“Gossip Girl meets Percy Jackson in the glitz and grit of L.A...." In Hollywood’s underworld of demigods, druids, and ancient bonds, one girl has a dangerous future. Sage is eighteen, down on her luck, and struggling to survive on the streets of Los Angeles. Everything changes the night she’s invited to a party — one that turns out to be a trap. Thrust into a magical world hidden within the City of Angels, Sage discovers that she’s the daughter of a Celtic goddess, with powers that are only in their infancy. Now that she is of age, she’s asked to pledge her service to one of the five deities, all keen on winning her favor by any means possible. She has to admit that she’s tempted — especially when this new life comes with spells, Hollywood glam, and a bodyguard with secrets of his own. Not to mention a prince whose proposal could boost her rank in the Otherworld. As loyalties shift, and as the two men vie for her attention, Sage tries to figure out who to trust in a realm she doesn’t understand. One thing's for sure: the trap she’s in has bigger claws than she thought. And it’s going to take a lot more than magic for this Celtic demigoddess to make it out alive.
Fire and BoneFeatured
The story opens with Sage, a homeless teenager, discovering she’s actually a powerful demigoddess, coveted by many. Reeling from this drastic change and struggling to control her abilities, she begins to have strange, vivid dreams. Her protector, Faelan, another demigod, helps her navigate what’s happening, but the truth of who she is ends up being much darker than anyone expected.
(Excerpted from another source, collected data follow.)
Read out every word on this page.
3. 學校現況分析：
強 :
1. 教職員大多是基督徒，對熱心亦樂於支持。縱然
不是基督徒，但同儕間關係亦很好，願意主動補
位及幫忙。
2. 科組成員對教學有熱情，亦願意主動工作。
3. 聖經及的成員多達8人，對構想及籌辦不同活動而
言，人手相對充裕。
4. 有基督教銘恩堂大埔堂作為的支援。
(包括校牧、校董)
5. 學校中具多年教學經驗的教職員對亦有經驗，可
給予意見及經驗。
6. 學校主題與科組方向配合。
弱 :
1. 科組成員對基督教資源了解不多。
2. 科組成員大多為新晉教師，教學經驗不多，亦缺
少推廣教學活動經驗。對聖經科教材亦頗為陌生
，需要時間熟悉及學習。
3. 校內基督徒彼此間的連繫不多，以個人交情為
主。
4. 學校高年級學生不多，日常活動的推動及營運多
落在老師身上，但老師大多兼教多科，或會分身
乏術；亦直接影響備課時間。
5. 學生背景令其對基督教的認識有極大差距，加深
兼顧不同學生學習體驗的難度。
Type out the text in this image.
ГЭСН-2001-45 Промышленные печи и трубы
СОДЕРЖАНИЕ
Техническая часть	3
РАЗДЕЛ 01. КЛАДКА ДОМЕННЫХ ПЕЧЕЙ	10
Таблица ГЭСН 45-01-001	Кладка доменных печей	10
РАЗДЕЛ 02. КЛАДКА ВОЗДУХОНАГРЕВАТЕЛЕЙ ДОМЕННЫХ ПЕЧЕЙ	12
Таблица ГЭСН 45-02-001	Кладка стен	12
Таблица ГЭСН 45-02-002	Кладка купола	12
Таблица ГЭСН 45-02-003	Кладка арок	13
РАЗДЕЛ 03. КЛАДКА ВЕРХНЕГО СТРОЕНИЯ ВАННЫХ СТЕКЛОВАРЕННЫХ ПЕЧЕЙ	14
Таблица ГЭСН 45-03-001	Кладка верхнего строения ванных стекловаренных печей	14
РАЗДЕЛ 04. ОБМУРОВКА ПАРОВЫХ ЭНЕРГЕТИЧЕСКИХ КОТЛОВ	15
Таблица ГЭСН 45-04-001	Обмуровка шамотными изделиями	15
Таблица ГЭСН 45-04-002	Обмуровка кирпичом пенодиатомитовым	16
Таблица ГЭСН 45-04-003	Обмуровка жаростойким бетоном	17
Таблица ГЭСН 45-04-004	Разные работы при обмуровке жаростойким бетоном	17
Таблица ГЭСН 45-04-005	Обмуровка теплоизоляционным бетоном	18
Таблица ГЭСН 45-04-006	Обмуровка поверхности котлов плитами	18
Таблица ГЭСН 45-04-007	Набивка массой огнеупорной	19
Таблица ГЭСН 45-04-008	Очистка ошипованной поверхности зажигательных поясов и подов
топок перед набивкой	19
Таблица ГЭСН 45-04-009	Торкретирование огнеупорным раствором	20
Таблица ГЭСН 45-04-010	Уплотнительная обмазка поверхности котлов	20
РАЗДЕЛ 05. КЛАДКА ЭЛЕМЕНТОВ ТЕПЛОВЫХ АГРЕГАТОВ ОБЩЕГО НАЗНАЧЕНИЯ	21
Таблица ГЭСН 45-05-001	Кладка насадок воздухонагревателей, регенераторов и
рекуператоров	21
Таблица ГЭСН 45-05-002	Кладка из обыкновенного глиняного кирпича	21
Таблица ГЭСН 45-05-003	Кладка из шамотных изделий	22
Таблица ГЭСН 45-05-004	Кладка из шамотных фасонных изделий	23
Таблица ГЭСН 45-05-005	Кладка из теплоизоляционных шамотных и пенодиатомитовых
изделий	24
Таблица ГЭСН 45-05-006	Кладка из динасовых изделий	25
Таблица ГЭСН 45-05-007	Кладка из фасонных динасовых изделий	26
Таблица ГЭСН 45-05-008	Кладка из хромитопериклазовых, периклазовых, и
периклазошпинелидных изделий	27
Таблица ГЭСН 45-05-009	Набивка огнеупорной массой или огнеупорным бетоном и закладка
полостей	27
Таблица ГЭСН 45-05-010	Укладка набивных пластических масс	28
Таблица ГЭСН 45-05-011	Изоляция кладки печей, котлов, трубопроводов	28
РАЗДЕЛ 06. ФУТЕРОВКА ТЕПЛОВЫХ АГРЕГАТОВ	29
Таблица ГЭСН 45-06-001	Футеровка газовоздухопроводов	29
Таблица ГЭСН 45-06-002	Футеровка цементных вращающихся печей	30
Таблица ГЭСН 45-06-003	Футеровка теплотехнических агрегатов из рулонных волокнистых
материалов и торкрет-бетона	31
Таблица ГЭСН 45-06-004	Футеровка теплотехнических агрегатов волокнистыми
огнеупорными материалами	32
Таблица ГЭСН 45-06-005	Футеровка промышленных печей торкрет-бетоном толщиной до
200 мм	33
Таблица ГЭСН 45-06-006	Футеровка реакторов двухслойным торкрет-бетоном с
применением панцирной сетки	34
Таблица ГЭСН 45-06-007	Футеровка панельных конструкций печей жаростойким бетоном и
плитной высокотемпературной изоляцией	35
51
This book is a complete and utter guilty pleasure. It’s lusty, romantic, and full of revenge. I enjoy the dual P.O.V. from Sage and Faelan, as they both have unique perspectives. Since they don’t necessarily communicate what they’re thinking with one another, it’s nice to have direct access to their minds. I also love how the author sets up the ultimate roadblock between Sage and Faelan. Faelan’s chastity vow makes a romantic relationship between them borderline dangerous, which immediately makes me as the reader more invested in them figuring it out.
The writing overall is good enough. There are moments when the dialogue is unnatural, or even a bit sexist. Though it’s offsetting at first, remembering that the male characters are from hundreds of years ago and are products of their time help to see past that. FIRE AND BONE also cashes in on a few tropes, particularly the one in which the main character is considered unattractive until she gains her powers. It reminds me of the TWILIGHT series when Bella becomes a vampire and is magically less awkward and more beautiful. I’m not a huge fan of this trope or how it was used in this book. Marks discusses Sage’s disappointing looks too often. While it may be a reality of Los Angeles culture, it’s quite tiresome.
With that being said, FIRE AND BONE is pure entertainment. It’s the perfect book for anyone needing a fun escape from the real world. I continually looked forward to reading it and honestly, cannot wait for the next installment. The story ends on quite a cliffhanger and I am certain this is only the beginning for Sage.